Registered with the Registrar of Newspapers for India under R.N.I 53640/91
Vol. XXVI No. 12, October 1-15, 2016
The second phase of rollout of the Chennai’s metro rail service happened recently, sans the fanfare that accompanied the first. The stretch just opened is from Little Mount to the Airport and, with this, commuters can make the 15 km journey from Koyambedu to the Airport is under half an hour. Well, almost. The fact that what ought to have been a single journey at present involves a changeover irks passengers. But they still agree that is a better option than any other.
The scheme as rolled out now involves passengers switching trains at Alandur for both directions – to Koyambedu and to the Airport.
This, if you are laden with baggage as you are bound to be in case you are bound for an airport or a bus station, makes things difficult. In addition, the fare – Rs 50 for a single journey – makes Chennai’s metro the most expensive in the country. If you add the issues of last mile connectivity to this, the city may have a problem rather than a solution on its hands.

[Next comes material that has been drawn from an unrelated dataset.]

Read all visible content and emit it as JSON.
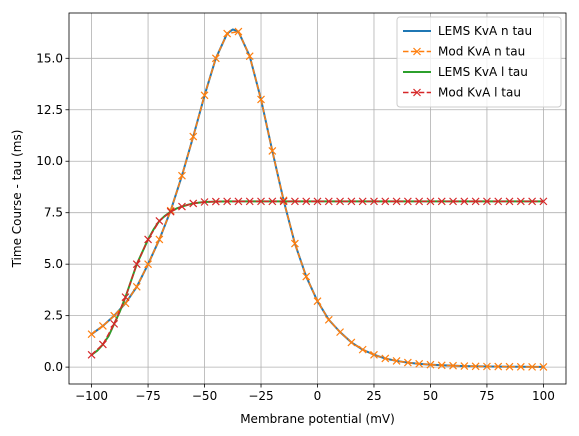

The cost of the metro service is largely dictated by several commercial factors. The first of these pertain to the way the finances of the project have been structured. Madras Musings has already written in detail on how the present regime in the State has raised questions on the way the Centre’s interests have taken priority over those of Tamil Nadu in the execution of the Metro. The agreement makes land acquisition and payment of finance costs expensive, and these have an impact on the fares.
The next issue pertains to commercial exploitation of the real estate in the Metro stations. The State Government has pinned its hopes on this to bring down costs. However, the project has not made much headway on this, chiefly because retailers are wary of maintenance at the stations. The experience with the Mass Rapid Transport System (MRTS) has proven that their apprehensions may be well founded. In the latter scheme we have had vast barns of stations with the most abysmal maintenance that no normal commuter would like to linger in. With the MRTS too, it was originally planned that the stations would become retail hubs. Not one has succeeded. Internationally too, unlike railway termini, underground stations have had limited success as retail locations.
The issue of fares apart, a bigger problem appears to be that of connectivity. In an era where intermodal forms of transport are being planned everywhere, with bus, train, tram, underground and other services melding to bring about seamless travel systems, Chennai’s services are stuck in some dark age. We thus have a suburban train service that goes around the periphery, a bus service that handles much of the city, the MRTS that runs along the seacoast and now the Metro. It is interesting that none of these really connect with each other. There has been talk for quite a while now that the MRTS and the Metro will be merged together eventually but as to when that will happen nobody appears to know. Other forms of transport such as buses and taxis do not connect to the MRTS stations at all at present and from way the Metro lines are planned, it appears that the same problems will persist in the latter as well.
It is high time that transport is perceived as an integrated service by those in power. Projects such as the Metro are not put up merely to notch up as yet another political achievement but to mitigate the problem of traffic congestion. Unless that wisdom dawns we are unlike to find an answer.